Garam Itu Asin Tuan

Dr. H.M. Mahmud Effendi di rumahnya di pesisir Pademawu Pamekasan dengan serangkaian pemberdayaan kepada masyarakat pesisir termasuk petani rumput laut. foto:widikamidi

Pernah terbetik berita, di Jawa Timur, akan berdiri Institut Garam. Lokasinya berada di pesisir Desa Padelegan, Pademawu, Kabupaten Pamekasan, Madura.

Penggagasnya adalah seorang peraih Kalpataru lingkungan di wilayah itu, Dr. H.M. Mahmud Effendi, S.Pi., M.Si.  Jebolan Institut Pertanian Bogor (IPB) dan saat ini mengajar di Universitas Trunojoyo Madura (UTM) yang berlokasi di Kabupaten Bangkalan.

Saya pernah bertemu dengan orang ini. Benar-benar seorang bersahaja. Ora ndayani, begitu orang Jawa bilang. Kalau diterjemahkan secara bebas dalam bahasa Indonesia adalah, kelihatan seperti orang tak berdaya tapi sejatinya menyimpan kekuatan yang besar. Sebagai buktinya adalah Kalpataru lingkungan yang dianuhgerahkannya Presiden SBY di masa pemerintahan kala itu. Pemberdayaan bagi orang-orang pesisir.

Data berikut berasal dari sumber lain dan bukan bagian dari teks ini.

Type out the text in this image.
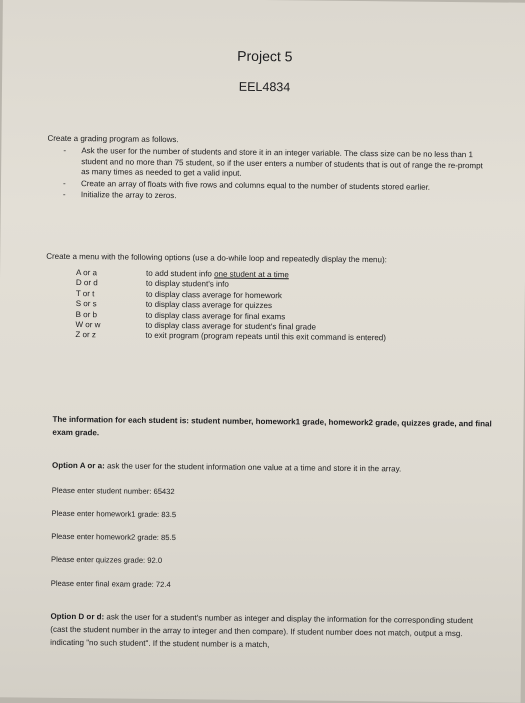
Project 5
EEL4834
Create a grading program as follows.
- Ask the user for the number of students and store it in an integer variable. The class size can be no less than 1 student and no more than 75 student, so if the user enters a number of students that is out of range the re-prompt as many times as needed to get a valid input.
- Create an array of floats with five rows and columns equal to the number of students stored earlier.
- Initialize the array to zeros.
Create a menu with the following options (use a do-while loop and repeatedly display the menu):
A or a	to add student info one student at a time
D or d	to display student's info
T or t	to display class average for homework
S or s	to display class average for quizzes
B or b	to display class average for final exams
W or w	to display class average for student's final grade
Z or z	to exit program (program repeats until this exit command is entered)
The information for each student is: student number, homework1 grade, homework2 grade, quizzes grade, and final exam grade.
Option A or a: ask the user for the student information one value at a time and store it in the array.
Please enter student number: 65432
Please enter homework1 grade: 83.5
Please enter homework2 grade: 85.5
Please enter quizzes grade: 92.0
Please enter final exam grade: 72.4
Option D or d: ask the user for a student's number as integer and display the information for the corresponding student (cast the student number in the array to integer and then compare). If student number does not match, output a msg. indicating "no such student". If the student number is a match,
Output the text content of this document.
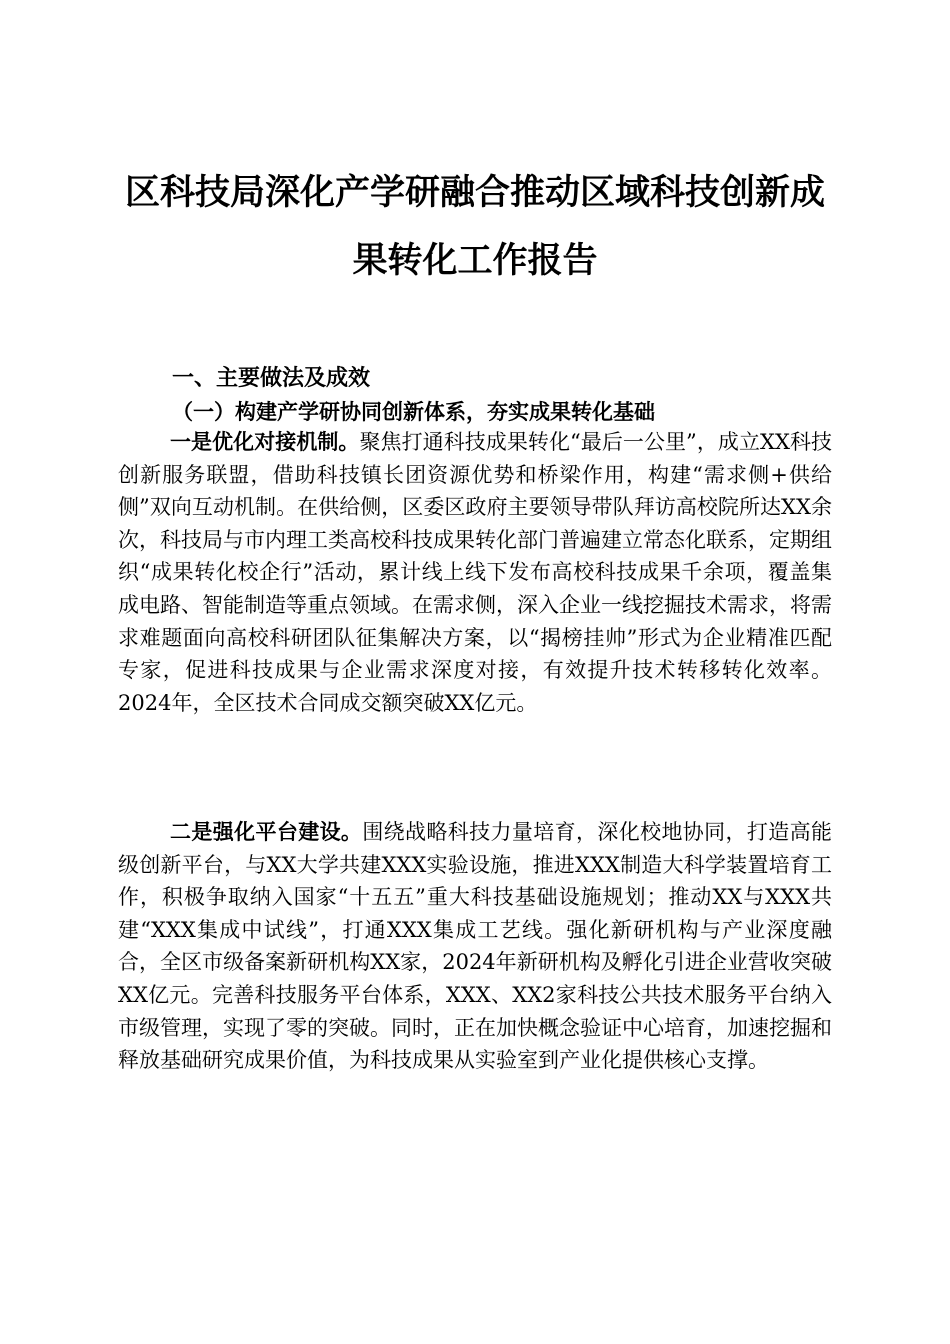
区科技局深化产学研融合推动区域科技创新成
果转化工作报告
一、主要做法及成效
（一）构建产学研协同创新体系，夯实成果转化基础

一是优化对接机制。聚焦打通科技成果转化“最后一公里”，成立XX科技创新服务联盟，借助科技镇长团资源优势和桥梁作用，构建“需求侧+供给侧”双向互动机制。在供给侧，区委区政府主要领导带队拜访高校院所达XX余次，科技局与市内理工类高校科技成果转化部门普遍建立常态化联系，定期组织“成果转化校企行”活动，累计线上线下发布高校科技成果千余项，覆盖集成电路、智能制造等重点领域。在需求侧，深入企业一线挖掘技术需求，将需求难题面向高校科研团队征集解决方案，以“揭榜挂帅”形式为企业精准匹配专家，促进科技成果与企业需求深度对接，有效提升技术转移转化效率。2024年，全区技术合同成交额突破XX亿元。

二是强化平台建设。围绕战略科技力量培育，深化校地协同，打造高能级创新平台，与XX大学共建XXX实验设施，推进XXX制造大科学装置培育工作，积极争取纳入国家“十五五”重大科技基础设施规划；推动XX与XXX共建“XXX集成中试线”，打通XXX集成工艺线。强化新研机构与产业深度融合，全区市级备案新研机构XX家，2024年新研机构及孵化引进企业营收突破XX亿元。完善科技服务平台体系，XXX、XX2家科技公共技术服务平台纳入市级管理，实现了零的突破。同时，正在加快概念验证中心培育，加速挖掘和释放基础研究成果价值，为科技成果从实验室到产业化提供核心支撑。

Institut Garam yang digagasnya berangkat dari keprihatinannya soal per-garam-an di negeri ini. Jangankan bicara garam nasional, bicara garam lokal saja kita tidak mampu, begitu katanya. Padahal negeri ini memioliki sumber daya dan potensi laut yang sangat luar biasa. Selebihnya masyarakat juga cukup terbiasa dan mampu dengan membuat garam.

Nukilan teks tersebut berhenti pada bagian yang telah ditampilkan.